Research done by the consortium Baldwins is part of found that 61% of agents said they won’t be around as of February because they will simply run out of money. We need some help from government.

“Hospitality was helped and yet in some ways, they have been able to trade. We haven’t. It has cost my business over £1 million. We’re between a rock and a hard place and the future can only go on for so long. I’m not just speaking on behalf of Baldwins but for the whole travel agency sector.”

Peirce added that her business, which specialises in travel recruitment, had also been hit hard.

Quarantine impact

“I’ve just generated my first invoice since March. We need to trade our way out of this but we can’t.

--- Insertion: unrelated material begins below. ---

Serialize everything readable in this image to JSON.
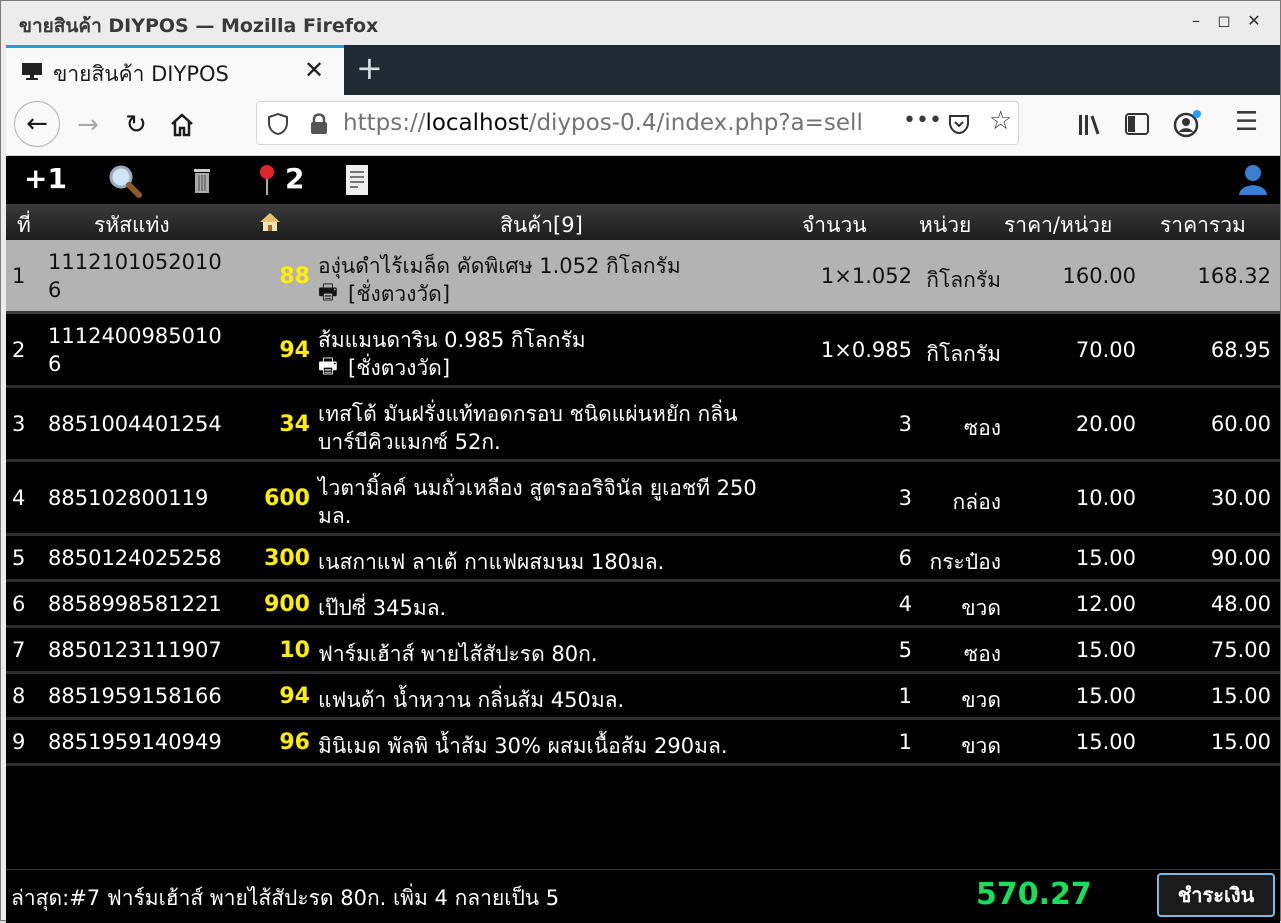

We want a plan and a path from a government point of view. Quarantine has really hindered our industry. We have to keep staff employed to amend bookings and pay refunds. I can’t think of another industry that is affected in the way that we are.”

Tugendhat listened to the concerns and said: “You’ve been very ignored. There are a lot of people focused on airlines and hotels and not the enablers like yourselves. I’d be very interested to know how I can help.

“The problem is that we just don’t know when travel is going to start again, but we need to find a way of supporting your industry with an unlimited end. That’s quite difficult but clearly, the only way to maintain profits is keeping business going. You’ve obviously already taken advantage of furlough, and CBILS and grants, but this needs to be something different.”

Furlough for working staff

He added: “I am very happy to write to the chancellor about this and see what he can bring together. Perhaps a furlough [scheme] for working staff would be sensible as I can see what you’re saying about not earning, yet you still need your workforce.

“I can see that the alternative is that you go bust so it’s absolutely worth making that point.”

Tugendhat said: “I can see this is not your fault and that you ran highly cash-generative businesses until February. I can see that it must be like hitting the brakes on the motorway at 70mph.

“I am not going to promise things I can’t deliver, and I am not going to lie to you, but I am seeing the chancellor on Monday and will raise it with him and I will also write to him formally. I will also write to the health secretary and the transport secretary – all three.”

Tugendhat said the challenge was convincing the Treasury that travel businesses were viable, something that wasn’t helped by a number of things.

“We just don’t know when things are going to be back to normal. Australia has banned international travel until 2022. I hope they are just being massively cautious but that’s what they are saying currently.

“There may be a vaccine, but the first iteration of it probably won’t work very well. The second iteration might be better, or it might not.

“And then there’s this new strain of coronavirus – this mutated version – that’s now in Denmark, so we have to watch that,” he said.

“But I am hoping the world will open again by next summer. If we could just open up Spain, Portugal, Greece, Italy and France, that would be something.”